Things To Keep Close At Hand
Cell phone.  I know back in the day people didn't have phones that could travel with them, but we do. I would never again do a road trip without a phone.  I always keep it charged.  Especially in the winter you do not want to get stranded on the side of the road without a way to call for help.  Speaking of getting stranded on the side of the road, some extra blankets, water, food, and small first aid kit.  And don't forget the lip gloss.  I have never been on a road trip where I did not get chapped lips.  Finally my gps.  Not only does it tell me the way to go but it also tells me the closest place to eat or potty, information far worth the cost of your GPS.

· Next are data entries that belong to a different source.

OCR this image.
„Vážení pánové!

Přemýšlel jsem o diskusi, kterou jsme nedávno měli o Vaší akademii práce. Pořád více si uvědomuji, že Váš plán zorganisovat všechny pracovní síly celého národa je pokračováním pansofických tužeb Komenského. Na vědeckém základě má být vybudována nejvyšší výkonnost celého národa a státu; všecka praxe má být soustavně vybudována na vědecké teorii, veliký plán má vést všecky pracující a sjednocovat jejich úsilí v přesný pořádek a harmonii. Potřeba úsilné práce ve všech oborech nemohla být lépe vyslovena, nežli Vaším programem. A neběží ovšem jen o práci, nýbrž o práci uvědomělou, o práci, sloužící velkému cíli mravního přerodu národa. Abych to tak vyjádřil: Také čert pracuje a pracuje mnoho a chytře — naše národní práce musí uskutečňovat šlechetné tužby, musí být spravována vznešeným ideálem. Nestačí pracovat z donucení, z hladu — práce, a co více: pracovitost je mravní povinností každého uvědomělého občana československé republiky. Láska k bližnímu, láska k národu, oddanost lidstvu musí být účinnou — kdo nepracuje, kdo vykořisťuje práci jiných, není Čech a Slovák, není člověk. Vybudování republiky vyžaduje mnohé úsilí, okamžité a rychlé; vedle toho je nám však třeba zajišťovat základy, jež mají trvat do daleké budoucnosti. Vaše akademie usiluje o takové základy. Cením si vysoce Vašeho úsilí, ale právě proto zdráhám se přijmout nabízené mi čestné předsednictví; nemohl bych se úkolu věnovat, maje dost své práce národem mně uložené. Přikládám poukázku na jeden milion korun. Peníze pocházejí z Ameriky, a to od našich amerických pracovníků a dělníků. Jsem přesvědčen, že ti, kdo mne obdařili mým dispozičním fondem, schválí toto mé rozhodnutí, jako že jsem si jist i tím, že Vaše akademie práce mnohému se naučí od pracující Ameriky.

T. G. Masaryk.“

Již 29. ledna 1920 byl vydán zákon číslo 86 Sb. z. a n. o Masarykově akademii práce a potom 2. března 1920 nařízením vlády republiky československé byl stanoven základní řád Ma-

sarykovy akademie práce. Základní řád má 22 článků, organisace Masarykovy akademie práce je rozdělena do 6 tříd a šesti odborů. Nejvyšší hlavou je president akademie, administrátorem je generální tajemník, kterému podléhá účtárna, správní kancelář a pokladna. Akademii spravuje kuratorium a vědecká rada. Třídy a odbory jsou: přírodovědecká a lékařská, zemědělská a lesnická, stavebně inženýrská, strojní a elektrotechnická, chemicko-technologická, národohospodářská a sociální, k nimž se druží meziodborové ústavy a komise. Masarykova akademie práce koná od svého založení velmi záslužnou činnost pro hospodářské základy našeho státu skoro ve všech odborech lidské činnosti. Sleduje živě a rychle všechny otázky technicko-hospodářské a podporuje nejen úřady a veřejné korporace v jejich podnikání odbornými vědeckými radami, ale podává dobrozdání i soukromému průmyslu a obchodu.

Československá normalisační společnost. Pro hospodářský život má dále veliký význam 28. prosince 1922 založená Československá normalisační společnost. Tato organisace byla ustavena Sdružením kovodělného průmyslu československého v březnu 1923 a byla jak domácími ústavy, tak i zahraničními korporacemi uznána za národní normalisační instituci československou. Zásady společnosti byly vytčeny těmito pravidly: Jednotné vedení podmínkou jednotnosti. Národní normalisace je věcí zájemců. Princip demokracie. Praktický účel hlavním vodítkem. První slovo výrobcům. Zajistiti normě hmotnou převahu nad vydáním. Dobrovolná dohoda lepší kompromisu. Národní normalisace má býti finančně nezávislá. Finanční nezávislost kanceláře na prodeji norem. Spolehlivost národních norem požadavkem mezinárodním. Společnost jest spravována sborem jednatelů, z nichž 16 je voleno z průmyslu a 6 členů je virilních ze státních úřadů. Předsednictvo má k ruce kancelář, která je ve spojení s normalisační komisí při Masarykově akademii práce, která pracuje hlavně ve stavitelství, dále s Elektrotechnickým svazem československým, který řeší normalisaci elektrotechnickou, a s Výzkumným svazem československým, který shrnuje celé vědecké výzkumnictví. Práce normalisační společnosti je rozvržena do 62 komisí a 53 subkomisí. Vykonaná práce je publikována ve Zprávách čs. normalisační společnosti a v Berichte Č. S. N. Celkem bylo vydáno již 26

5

Finally Safety.  Don't drive when you are falling asleep.  The best time to drive is when the kids are sleeping but don't let that fact make you do something stupid.  If you are tired stop to get gas and walk around.  Get some caffeine.  Eat a snack.  Listen to some upbeat music.  Use your phone and chat hands free with a friend or family member.  If that doesn't jog you out of your fog then it is time to stop.  I was 1 1/2 hours from home on a 26 hour drive and I stopped.  I so wanted to be in my own bed but when driving with precious cargo it is worth the headache of stopping to avoid falling asleep on the road.  Avoid out of the way roads.  You don't want to go off the road on a poorly traveled route.  For the most part I stick to the interstate or really well traveled highways.  Never let your tank get lower than 1/4 tank.  You don't want to risk running out of gas when you have a bunch of whiny kids in the car.  Sometimes your kids are just going to scream and cry. Especially your nursing baby.  Be prepared to accept this is ok.


  1. This was awesome. I could have used this list of advice about 20 years ago!

  2. This is a really great list! Bringing audio books for the kids during long car rides is a great idea to keep them busy and distracted.